From a viewing standpoint, capitalizing on the market created by the wild success of Here Comes Honey Boo Boo is smart business, so it makes sense that inevitably, the gingers-have-souls guy was going to be coming to the small screen. However, do we really need to see him and his mee-mah cavorting around L.A., spending the money they have from his self-exploitation? Why would you need that when we can listen to the garbled mumblings of Paul and Jimmy from Gator Boys, or the riveting life stories of the Broussards or the Landrys of Swamp People? They're not wasting their income for more fame, they're bein' hillbillies, which is probably what they would be doing with or without the cameras, and that's how we like it.
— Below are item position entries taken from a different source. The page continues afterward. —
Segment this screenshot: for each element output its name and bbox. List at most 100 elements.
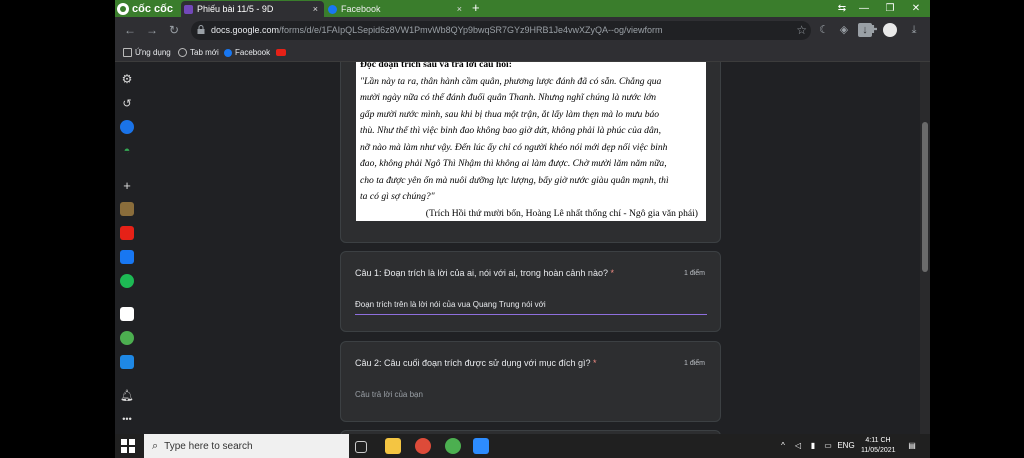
profile-avatar[interactable] — [883, 23, 897, 37]
close-tab-icon[interactable]: × — [313, 4, 318, 14]
clock-time: 4:11 CH — [865, 437, 891, 444]
search-icon: ⌕ — [152, 439, 159, 452]
required-marker: * — [593, 358, 597, 368]
tab-forms[interactable]: Phiếu bài 11/5 - 9D × — [181, 1, 324, 17]
passage-line: cho ta được yên ổn mà nuôi dưỡng lực lượ… — [360, 174, 669, 186]
tab-label: Phiếu bài 11/5 - 9D — [197, 4, 274, 14]
question-title: Câu 2: Câu cuối đoạn trích được sử dụng … — [355, 358, 597, 368]
vtv-icon[interactable] — [120, 307, 134, 321]
passage-image: Đọc đoạn trích sau và trả lời câu hỏi: "… — [356, 62, 706, 221]
windows-start-icon[interactable] — [121, 439, 135, 453]
taskbar-clock[interactable]: 4:11 CH 11/05/2021 — [861, 436, 896, 456]
answer-input[interactable]: Đoạn trích trên là lời nói của vua Quang… — [355, 300, 707, 315]
settings-gear-icon[interactable]: ⚙ — [120, 72, 134, 86]
bookmark-label: Tab mới — [190, 48, 219, 57]
globe-icon — [178, 48, 187, 57]
taskbar-search[interactable]: ⌕ Type here to search — [144, 434, 349, 458]
bookmark-apps[interactable]: Ứng dụng — [123, 44, 171, 61]
tab-search-icon[interactable]: ⇆ — [831, 0, 853, 17]
passage-line: gấp mười nước mình, sau khi bị thua một … — [360, 108, 660, 120]
network-icon[interactable]: ▭ — [821, 434, 835, 458]
notification-center-icon[interactable]: ▤ — [905, 434, 919, 458]
back-icon[interactable]: ← — [122, 22, 138, 38]
forward-icon[interactable]: → — [144, 22, 160, 38]
facebook-icon — [328, 4, 337, 14]
microphone-icon[interactable]: ▮ — [808, 434, 818, 458]
link-icon[interactable] — [120, 331, 134, 345]
lock-icon — [197, 25, 205, 34]
form-content: Đọc đoạn trích sau và trả lời câu hỏi: "… — [140, 62, 920, 434]
add-icon[interactable]: + — [120, 178, 134, 193]
question-points: 1 điểm — [683, 270, 705, 277]
more-icon[interactable]: ••• — [120, 412, 134, 426]
restore-icon[interactable]: ❐ — [879, 0, 901, 17]
question-card: Câu 1: Đoạn trích là lời của ai, nói với… — [340, 251, 721, 332]
bookmark-youtube[interactable] — [276, 44, 289, 61]
windows-taskbar: ⌕ Type here to search ^ ◁ ▮ ▭ ENG 4:11 C… — [115, 434, 930, 458]
bookmark-label: Ứng dụng — [135, 48, 171, 57]
page-scrollbar[interactable] — [920, 62, 930, 434]
coccoc-taskbar-icon[interactable] — [445, 438, 461, 454]
facebook-icon — [224, 48, 232, 57]
navigation-bar: ← → ↻ docs.google.com/forms/d/e/1FAIpQLS… — [115, 17, 930, 44]
brand-label: cốc cốc — [132, 2, 173, 15]
coupon-icon[interactable] — [120, 355, 134, 369]
bookmark-star-icon[interactable]: ☆ — [796, 22, 807, 39]
tab-facebook[interactable]: Facebook × — [325, 1, 468, 17]
clock-date: 11/05/2021 — [861, 447, 896, 454]
new-tab-button[interactable]: + — [472, 0, 480, 16]
scrollbar-thumb[interactable] — [922, 122, 928, 272]
google-forms-icon — [184, 4, 193, 14]
adblock-shield-icon[interactable]: ◈ — [837, 23, 851, 37]
coccoc-logo-icon — [117, 2, 129, 15]
gamepad-icon[interactable]: ◓ — [120, 144, 134, 158]
chrome-icon[interactable] — [415, 438, 431, 454]
passage-line: thù. Như thế thì việc binh đao không bao… — [360, 125, 661, 136]
browser-window: cốc cốc Phiếu bài 11/5 - 9D × Facebook ×… — [115, 0, 930, 434]
passage-line: "Lần này ta ra, thân hành cầm quân, phươ… — [360, 75, 662, 87]
browser-sidebar: ⚙ ↺ ◓ + 🔔︎ ••• — [115, 62, 140, 434]
close-window-icon[interactable]: ✕ — [905, 0, 927, 17]
zoom-icon[interactable] — [473, 438, 489, 454]
close-tab-icon[interactable]: × — [457, 4, 462, 14]
passage-line: ta có gì sợ chúng?" — [360, 191, 435, 202]
passage-line: đao, không phải Ngô Thì Nhậm thì không a… — [360, 158, 667, 169]
tray-chevron-icon[interactable]: ^ — [777, 434, 789, 458]
language-indicator[interactable]: ENG — [835, 434, 857, 458]
file-explorer-icon[interactable] — [385, 438, 401, 454]
app-shortcut-icon[interactable] — [120, 202, 134, 216]
question-title: Câu 1: Đoạn trích là lời của ai, nói với… — [355, 268, 614, 278]
question-card: Câu 2: Câu cuối đoạn trích được sử dụng … — [340, 341, 721, 422]
history-icon[interactable]: ↺ — [120, 96, 134, 110]
passage-heading: Đọc đoạn trích sau và trả lời câu hỏi: — [360, 62, 512, 70]
passage-source: (Trích Hồi thứ mười bốn, Hoàng Lê nhất t… — [425, 207, 698, 219]
tab-bar: cốc cốc Phiếu bài 11/5 - 9D × Facebook ×… — [115, 0, 930, 17]
search-placeholder: Type here to search — [164, 440, 253, 452]
passage-card: Đọc đoạn trích sau và trả lời câu hỏi: "… — [340, 62, 721, 243]
volume-icon[interactable]: ◁ — [791, 434, 805, 458]
question-points: 1 điểm — [683, 360, 705, 367]
youtube-icon — [276, 49, 286, 56]
passage-line: mười ngày nữa có thể đánh đuổi quân Than… — [360, 92, 657, 103]
passage-line: nỡ nào mà làm như vậy. Đến lúc ấy chỉ có… — [360, 141, 668, 153]
address-bar[interactable]: docs.google.com/forms/d/e/1FAIpQLSepid6z… — [191, 21, 811, 40]
url-text: docs.google.com/forms/d/e/1FAIpQLSepid6z… — [211, 25, 663, 35]
facebook-icon[interactable] — [120, 250, 134, 264]
coccoc-menu-button[interactable]: cốc cốc — [117, 1, 173, 16]
bookmark-new-tab[interactable]: Tab mới — [178, 44, 219, 61]
bookmarks-bar: Ứng dụng Tab mới Facebook — [115, 44, 930, 62]
minimize-icon[interactable]: — — [853, 0, 875, 17]
download-icon[interactable]: ⤓ — [907, 23, 921, 37]
answer-input[interactable]: Câu trả lời của bạn — [355, 390, 423, 399]
messenger-icon[interactable] — [120, 120, 134, 134]
extensions-puzzle-icon[interactable]: ✚ — [866, 23, 880, 37]
dark-mode-icon[interactable]: ☾ — [817, 23, 831, 37]
bookmark-facebook[interactable]: Facebook — [224, 44, 270, 61]
reload-icon[interactable]: ↻ — [166, 22, 182, 38]
apps-grid-icon — [123, 48, 132, 57]
spotify-icon[interactable] — [120, 274, 134, 288]
youtube-icon[interactable] — [120, 226, 134, 240]
notification-bell-icon[interactable]: 🔔︎ — [120, 388, 134, 402]
task-view-icon[interactable] — [355, 441, 367, 453]
bookmark-label: Facebook — [235, 48, 271, 57]
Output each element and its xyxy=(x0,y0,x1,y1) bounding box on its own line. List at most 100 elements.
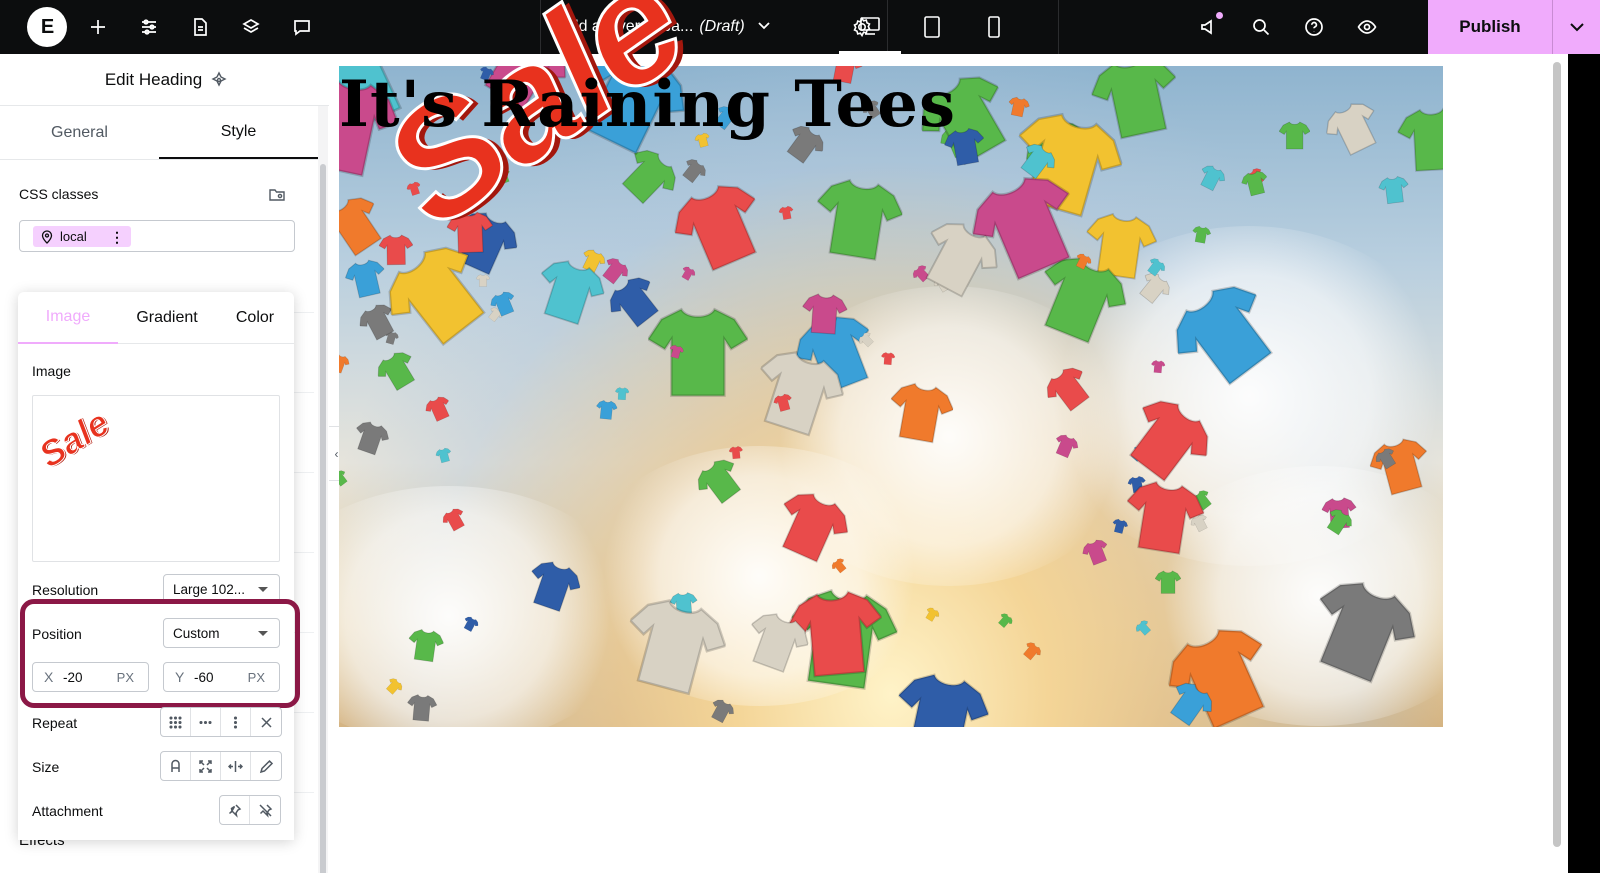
comments-icon[interactable] xyxy=(290,15,314,39)
tshirt-shape xyxy=(816,178,905,261)
size-custom-pencil-icon[interactable] xyxy=(251,752,281,780)
position-label: Position xyxy=(32,626,82,642)
tshirt-shape xyxy=(407,694,438,722)
canvas-scrollbar[interactable] xyxy=(1550,56,1564,856)
tshirt-shape xyxy=(669,344,684,359)
toolbar-divider xyxy=(1058,0,1059,54)
pages-icon[interactable] xyxy=(188,15,212,39)
elementor-logo-icon: E xyxy=(40,15,54,38)
y-axis-label: Y xyxy=(175,669,185,685)
add-element-icon[interactable] xyxy=(86,15,110,39)
site-settings-icon[interactable] xyxy=(137,15,161,39)
tablet-view-icon[interactable] xyxy=(901,0,963,54)
position-y-input[interactable]: Y -60 PX xyxy=(163,662,280,692)
position-x-input[interactable]: X -20 PX xyxy=(32,662,149,692)
tshirt-shape xyxy=(1241,170,1268,197)
tshirt-shape xyxy=(475,274,490,287)
tshirt-shape xyxy=(1378,176,1409,205)
tshirt-shape xyxy=(1023,642,1042,661)
tshirt-shape xyxy=(880,351,895,365)
top-bar: E Add a layered ba... (Draft) Publish xyxy=(0,0,1600,54)
image-preview-sale: Sale xyxy=(32,401,117,476)
tab-image[interactable]: Image xyxy=(18,292,118,344)
repeat-grid-icon[interactable] xyxy=(161,708,191,736)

So-called hillbillies make for awesome television because of what they are, where they are, and how they interact with their home environment. Mama June wouldn't be as interesting if she lived in New Jersey, nor would moonshiner Marvin "Popcorn" Sutton have been nearly as dynamic if he were just some sketchy guy making booze in his bathtub in Hoboken. They're fascinating because their lives are completely different from ours. Suffice it to say, I'd care a whole lot less if I had to watch the Gator Boys kill alligators, and then run to CVS for hand sanitizer.
Besides, I don't particularly care how a ginger fares in Hollywood, they like ... don't even have souls, right?